We can make the obvious strategy work: push $v$ a little bit towards $w$ and then approximate this vector by a $z\in Y_{\delta}$.
Let me write $\langle v, w\rangle = s = |s|e^{i\alpha}$. Next, let's introduce $$ u = \frac{1}{L} (v+\sigma w) , \quad L = \|v+\sigma w\| ; $$ here, I'm going to choose $\sigma = O(\delta^{1/2})$ later on.

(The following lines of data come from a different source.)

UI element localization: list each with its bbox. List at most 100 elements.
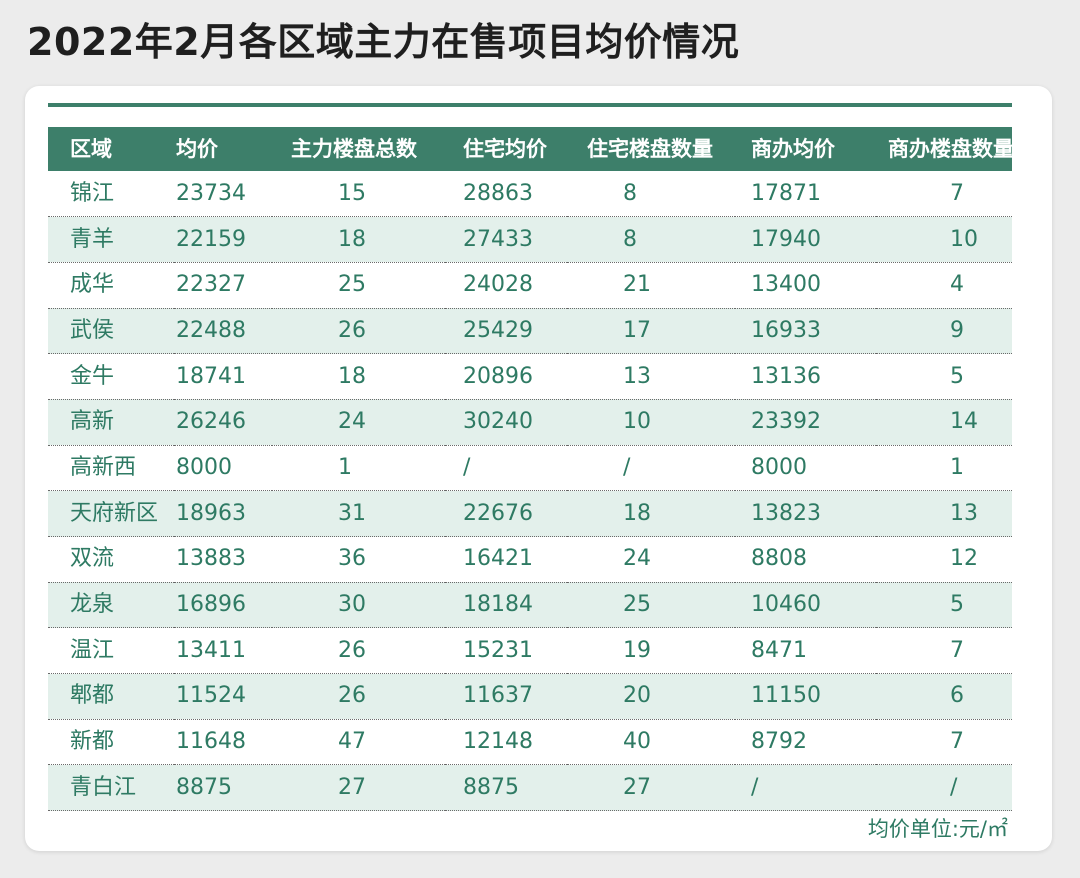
value-cell: 8: [567, 216, 735, 263]
table-header-row: 区域 均价 主力楼盘总数 住宅均价 住宅楼盘数量 商办均价 商办楼盘数量: [48, 127, 1014, 171]
value-cell: 16421: [445, 536, 567, 583]
value-cell: 8: [567, 171, 735, 218]
column-header: 商办均价: [751, 137, 835, 161]
value-cell: 10460: [735, 582, 876, 629]
value-cell: 17940: [735, 216, 876, 263]
value-cell: 18184: [445, 582, 567, 629]
page-title: 2022年2月各区域主力在售项目均价情况: [27, 20, 740, 64]
value-cell: 28863: [445, 171, 567, 218]
value-cell: 8808: [735, 536, 876, 583]
value-cell: 20896: [445, 353, 567, 400]
value-cell: 24: [567, 536, 735, 583]
value-cell: 40: [567, 719, 735, 766]
value-cell: 30240: [445, 399, 567, 446]
value-cell: 10: [876, 216, 1012, 263]
region-cell: 温江: [48, 627, 174, 675]
value-cell: 13400: [735, 262, 876, 309]
value-cell: 11524: [174, 673, 272, 720]
value-cell: 25429: [445, 308, 567, 355]
value-cell: 19: [567, 627, 735, 675]
value-cell: 16896: [174, 582, 272, 629]
price-table: 区域 均价 主力楼盘总数 住宅均价 住宅楼盘数量 商办均价 商办楼盘数量 锦江 2…: [48, 127, 1014, 812]
table-row: 郫都 11524 26 11637 20 11150 6: [48, 673, 1012, 720]
value-cell: 24: [272, 399, 445, 446]
table-row: 金牛 18741 18 20896 13 13136 5: [48, 353, 1012, 400]
value-cell: 8000: [174, 445, 272, 492]
region-cell: 天府新区: [48, 490, 174, 537]
table-row: 高新西 8000 1//8000 1: [48, 445, 1012, 492]
value-cell: 21: [567, 262, 735, 309]
table-body: 锦江 23734 15 28863 8 17871 7 青羊 22159 18 27433 8 1794…: [48, 171, 1012, 812]
value-cell: 27433: [445, 216, 567, 263]
value-cell: 11150: [735, 673, 876, 720]
value-cell: 16933: [735, 308, 876, 355]
region-cell: 龙泉: [48, 582, 174, 629]
value-cell: /: [445, 445, 567, 492]
column-header: 区域: [70, 137, 112, 161]
value-cell: 13883: [174, 536, 272, 583]
region-cell: 双流: [48, 536, 174, 583]
value-cell: 26246: [174, 399, 272, 446]
region-cell: 高新西: [48, 445, 174, 492]
value-cell: 15231: [445, 627, 567, 675]
value-cell: 18: [567, 490, 735, 537]
region-cell: 郫都: [48, 673, 174, 720]
column-header: 住宅楼盘数量: [587, 137, 713, 161]
table-row: 双流 13883 36 16421 24 8808 12: [48, 536, 1012, 583]
value-cell: 26: [272, 627, 445, 675]
value-cell: 13823: [735, 490, 876, 537]
value-cell: 23392: [735, 399, 876, 446]
value-cell: 22676: [445, 490, 567, 537]
value-cell: 8792: [735, 719, 876, 766]
table-row: 武侯 22488 26 25429 17 16933 9: [48, 308, 1012, 355]
table-row: 青白江 8875 27 8875 27//: [48, 764, 1012, 812]
table-row: 锦江 23734 15 28863 8 17871 7: [48, 171, 1012, 218]
value-cell: 18963: [174, 490, 272, 537]
value-cell: /: [735, 764, 876, 812]
table-row: 高新 26246 24 30240 10 23392 14: [48, 399, 1012, 446]
value-cell: 7: [876, 627, 1012, 675]
value-cell: 23734: [174, 171, 272, 218]
value-cell: 13: [876, 490, 1012, 537]
value-cell: 13411: [174, 627, 272, 675]
table-row: 温江 13411 26 15231 19 8471 7: [48, 627, 1012, 675]
value-cell: 1: [272, 445, 445, 492]
value-cell: 12: [876, 536, 1012, 583]
value-cell: 30: [272, 582, 445, 629]
value-cell: 1: [876, 445, 1012, 492]
value-cell: 26: [272, 673, 445, 720]
value-cell: 8000: [735, 445, 876, 492]
value-cell: 24028: [445, 262, 567, 309]
region-cell: 成华: [48, 262, 174, 309]
region-cell: 青羊: [48, 216, 174, 263]
value-cell: 18741: [174, 353, 272, 400]
value-cell: /: [876, 764, 1012, 812]
region-cell: 金牛: [48, 353, 174, 400]
value-cell: 26: [272, 308, 445, 355]
region-cell: 武侯: [48, 308, 174, 355]
region-cell: 青白江: [48, 764, 174, 812]
value-cell: 11637: [445, 673, 567, 720]
value-cell: 13136: [735, 353, 876, 400]
table-container: 区域 均价 主力楼盘总数 住宅均价 住宅楼盘数量 商办均价 商办楼盘数量 锦江 2…: [48, 127, 1014, 812]
table-row: 龙泉 16896 30 18184 25 10460 5: [48, 582, 1012, 629]
region-cell: 锦江: [48, 171, 174, 218]
column-header: 主力楼盘总数: [291, 137, 417, 161]
value-cell: 7: [876, 719, 1012, 766]
value-cell: 11648: [174, 719, 272, 766]
value-cell: 8875: [174, 764, 272, 812]
value-cell: 13: [567, 353, 735, 400]
value-cell: 36: [272, 536, 445, 583]
value-cell: 18: [272, 353, 445, 400]
column-header: 商办楼盘数量: [888, 137, 1014, 161]
value-cell: 12148: [445, 719, 567, 766]
table-row: 成华 22327 25 24028 21 13400 4: [48, 262, 1012, 309]
value-cell: 25: [567, 582, 735, 629]
value-cell: 17: [567, 308, 735, 355]
value-cell: 25: [272, 262, 445, 309]
top-divider: [48, 103, 1012, 107]
value-cell: 7: [876, 171, 1012, 218]
value-cell: 17871: [735, 171, 876, 218]
value-cell: 18: [272, 216, 445, 263]
value-cell: 31: [272, 490, 445, 537]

I can now pick a $z\in Y_{\delta}$ with $|\langle z, u \rangle|> 1-\delta$. Observe that this implies that $\|e^{i\beta}z-u\|< (2\delta)^{1/2}$ for suitable $\beta$; for convenience, I will assume that $\beta=0$ (replace $z$ by $e^{i\beta}z$ in the calculations below for the general case). Thus $$ \langle z, w \rangle = \langle u, w \rangle + O(\delta^{1/2}) = \frac{s+\overline{\sigma}}{L} + O(\delta^{1/2}) ; \quad\quad\quad\quad (1) $$ the implied constant in $O(\delta^{1/2})$ is $\sqrt{2}$. This means that if I now set $\sigma=A\delta^{1/2}e^{-i\alpha}$ with a sufficiently large $A>0$, then I have satisfied your second condition. Indeed, with this choice of $\sigma$, we have that $$ L^2 = 1 + A^2\delta + 2A|s|\delta^{1/2} , \quad\quad\quad\quad (2) $$ so if we take another look at (1), we see that I have made the scalar product $s$ larger by adding $\overline{\sigma}$, and the error terms coming from $L-1$ and $O(\delta^{1/2})$ can't completely destroy this achievement. More explicitly, notice that $|s+\overline{\sigma}|=|s|+A\delta^{1/2}$, and expand (2): $$ L = 1 + A|s|\delta^{1/2} + O(\delta)\quad\quad\quad\quad (3) $$ Recall that the $O(\delta^{1/2})$ term from (1) was really bounded by $(2\delta)^{1/2}$. Thus $$ \textrm{RHS of (1)} \ge (|s|+A\delta^{1/2})(1-A|s|\delta^{1/2}-O(\delta)) - (2\delta)^{1/2}\\ = |s| +A(1-|s|^2)\delta^{1/2} - (2\delta)^{1/2} - O(\delta) , $$ and this will be $\ge |s|$ for small $\delta>0$, as desired (provided we took $A>0$ large enough).
Finally, consider $$ |\langle v, z\rangle | =\left| L\langle u, z \rangle - \overline{\sigma}\langle w, z\rangle \right| \ge L (1-\delta) - A\delta^{1/2}\left( \frac{|s|+A\delta^{1/2}}{L}+O(\delta^{1/2})\right) . $$ We have one potentially dangerous term on the RHS, namely $-A|s|\delta^{1/2}/L$ (everything else we're subtracting is $O(\delta)$). However, (3) shows that everything will work out fine after multiplying out $L(1-\delta)$.